The fruits come in many varieties and were once considered the main characters for the definition of subfamilies amongst the Rosaceae, giving rise to a fundamentally artificial subdivision. They can be follicles, capsules, nuts, achenes, drupes (Prunus) and false fruits, like the pome (e. g. in Malus, the apple), or the cynorrhodon (rose-hip). Many fruits of the family are edible.
Genera
See List of Rosaceae genera.
Identified clades include:
- Subfamily Rosoideae: Traditionally composed of those genera bearing small fruits, each of which is an achene or drupelet, and often the fleshy part of the fruit (e.g. Strawberry) is the hypanthium or the stalk bearing the carpels. The circumscription is now narrowed (excluding, for example, the tribe Dryadeae), but it still remains a diverse group containing 5 or 6 tribes and 20 or more genera. Rose, blackberry, raspberry, strawberry, Potentilla, Geum.
- Subfamily Spiraeoideae: Traditionally those genera which bear non-fleshy fruits consisting of five capsules. Now perhaps to be restricted to Spiraea and Sorbaria and their respective allies.
- Subfamily Maloideae (or Pomoideae): Traditionally this includes those genera (apple, cotoneaster, hawthorn, pear, quince, rowan, whitebeam, loquat, etc), whose fruits consist of five capsules (called "cores") in a fleshy endocarp, surrounded by the ripened stem tissue. This fruit is called a pome. To these are added the woody genera Lindleya and Vauquelinia, which share a haploid chromosome count of 17 (x=17) with the pomiferous genera, Kageneckia, in which x=15, and the herbaceous genus Gillenia (x=9), which is the sibling to the remaining maloids.
- Subfamily Amygdaloideae (or Prunoideae): Traditionally those genera whose fruits consist of a single drupe with a seam, two veins next to the seam, and one vein opposite the seam. Now extended to include the four genera Maddenia, Oemleria, Prinsepia and Prunus (plum, peach, almond, cherry, apricot).

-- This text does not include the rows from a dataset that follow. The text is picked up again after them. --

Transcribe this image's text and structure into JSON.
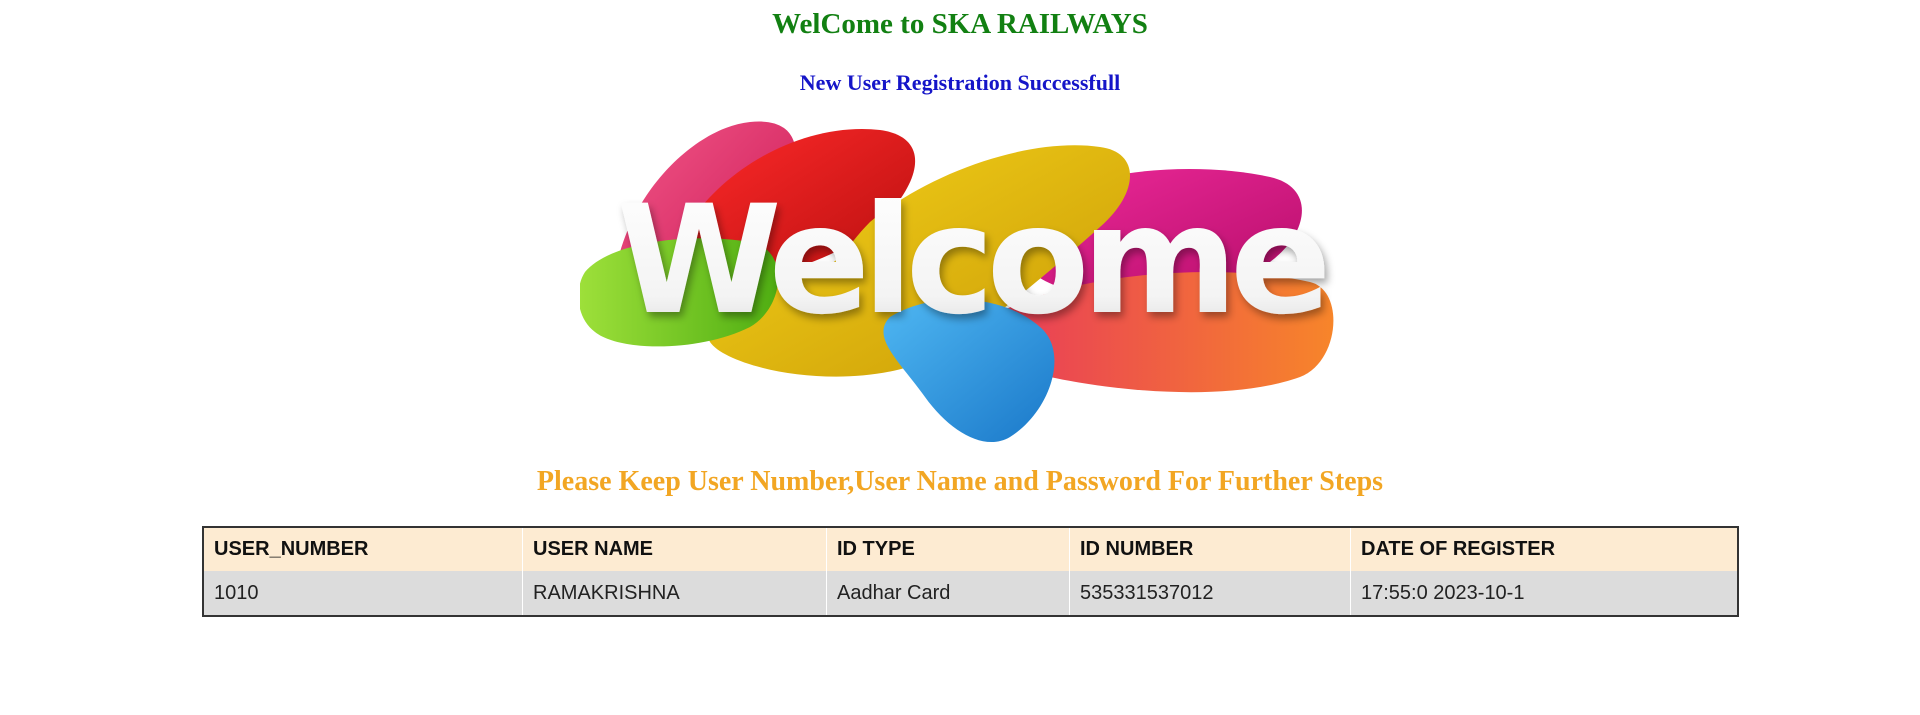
{
  "header": {
    "title": "WelCome to SKA RAILWAYS",
    "subtitle": "New User Registration Successfull"
  },
  "banner": {
    "word": "Welcome",
    "colors": [
      "#e8306a",
      "#e51a1a",
      "#e7c310",
      "#e5158c",
      "#7ccd1e",
      "#2f9fe4",
      "#f25a2a"
    ]
  },
  "notice": "Please Keep User Number,User Name and Password For Further Steps",
  "table": {
    "columns": [
      "USER_NUMBER",
      "USER NAME",
      "ID TYPE",
      "ID NUMBER",
      "DATE OF REGISTER"
    ],
    "rows": [
      [
        "1010",
        "RAMAKRISHNA",
        "Aadhar Card",
        "535331537012",
        "17:55:0 2023-10-1"
      ]
    ]
  }
}
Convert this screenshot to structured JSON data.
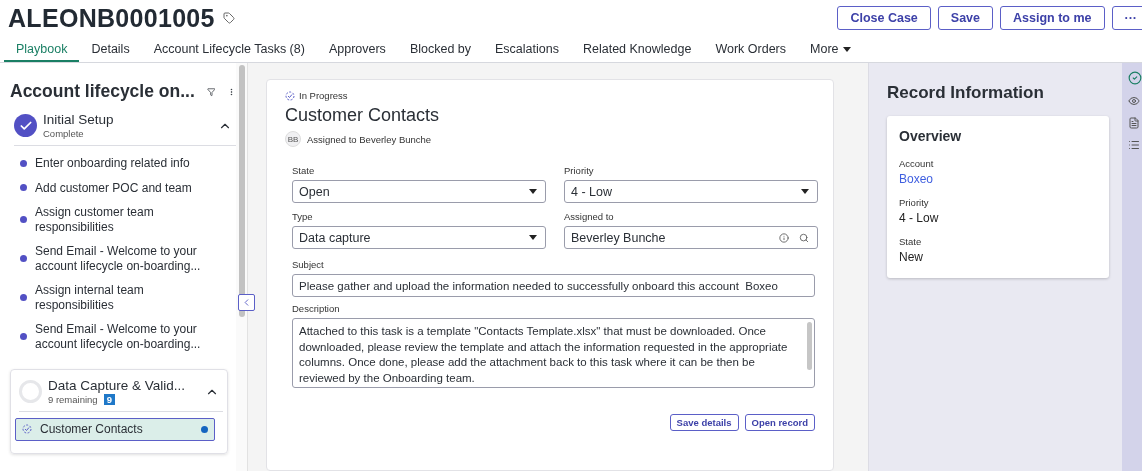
{
  "record": {
    "number": "ALEONB0001005"
  },
  "actions": [
    {
      "label": "Close Case"
    },
    {
      "label": "Save"
    },
    {
      "label": "Assign to me"
    },
    {
      "label": "···"
    }
  ],
  "tabs": [
    {
      "label": "Playbook",
      "selected": true,
      "kind": "tab"
    },
    {
      "label": "Details",
      "selected": false,
      "kind": "tab"
    },
    {
      "label": "Account Lifecycle Tasks (8)",
      "selected": false,
      "kind": "tab"
    },
    {
      "label": "Approvers",
      "selected": false,
      "kind": "tab"
    },
    {
      "label": "Blocked by",
      "selected": false,
      "kind": "tab"
    },
    {
      "label": "Escalations",
      "selected": false,
      "kind": "tab"
    },
    {
      "label": "Related Knowledge",
      "selected": false,
      "kind": "tab"
    },
    {
      "label": "Work Orders",
      "selected": false,
      "kind": "tab"
    },
    {
      "label": "More",
      "selected": false,
      "kind": "menu"
    }
  ],
  "playbook": {
    "title": "Account lifecycle on...",
    "stages": [
      {
        "title": "Initial Setup",
        "status": "Complete",
        "complete": true,
        "expanded": true,
        "tasks": [
          {
            "label": "Enter onboarding related info",
            "kind": "done",
            "selected": false
          },
          {
            "label": "Add customer POC and team",
            "kind": "done",
            "selected": false
          },
          {
            "label": "Assign customer team responsibilities",
            "kind": "done",
            "selected": false
          },
          {
            "label": "Send Email - Welcome to your account lifecycle on-boarding...",
            "kind": "done",
            "selected": false
          },
          {
            "label": "Assign internal team responsibilities",
            "kind": "done",
            "selected": false
          },
          {
            "label": "Send Email - Welcome to your account lifecycle on-boarding...",
            "kind": "done",
            "selected": false
          }
        ]
      },
      {
        "title": "Data Capture & Valid...",
        "status": "9 remaining",
        "badge": "9",
        "complete": false,
        "expanded": true,
        "tasks": [
          {
            "label": "Customer Contacts",
            "kind": "in_progress",
            "selected": true
          }
        ]
      }
    ]
  },
  "task": {
    "status": "In Progress",
    "title": "Customer Contacts",
    "avatar": "BB",
    "assignee": "Assigned to Beverley Bunche",
    "fields": [
      {
        "label": "State",
        "value": "Open",
        "kind": "select"
      },
      {
        "label": "Priority",
        "value": "4 - Low",
        "kind": "select"
      },
      {
        "label": "Type",
        "value": "Data capture",
        "kind": "select"
      },
      {
        "label": "Assigned to",
        "value": "Beverley Bunche",
        "kind": "reference"
      }
    ],
    "subject": {
      "label": "Subject",
      "value": "Please gather and upload the information needed to successfully onboard this account  Boxeo"
    },
    "description": {
      "label": "Description",
      "value": "Attached to this task is a template \"Contacts Template.xlsx\" that must be downloaded. Once downloaded, please review the template and attach the information requested in the appropriate columns. Once done, please add the attachment back to this task where it can be then be reviewed by the Onboarding team."
    },
    "buttons": [
      {
        "label": "Save details"
      },
      {
        "label": "Open record"
      }
    ]
  },
  "record_info": {
    "title": "Record Information",
    "card_title": "Overview",
    "items": [
      {
        "label": "Account",
        "value": "Boxeo",
        "kind": "link"
      },
      {
        "label": "Priority",
        "value": "4 - Low",
        "kind": "text"
      },
      {
        "label": "State",
        "value": "New",
        "kind": "text"
      }
    ]
  }
}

- Tribe Dryadeae: Fruits are achene with hairy styles. Includes five genera (Dryas, Cercocarpus, Chamaebatia, Cowania and Purshia), most species of which form root nodules which host the nitrogen-fixing bacterium Frankia.
- Tribe Neillieae: Neillia (including Stephanandra) and Physocarpus.
Amongst these groups, Neillieae appears to be the sister group to Maloideae, and Dryadeae may be a sibling group to Rosoideae. Other genera, for example Kerria, appear not to belong to any of these groups.
Economic importance
The rose family is probably the third most economically important[citation needed] crop plant family (after the grass family and the pea family), including apples, pears, quinces, medlars, loquats, almonds, peaches, apricots, plums, cherries, strawberries, raspberries, blackberries and cut roses among the crop plants belonging to the family.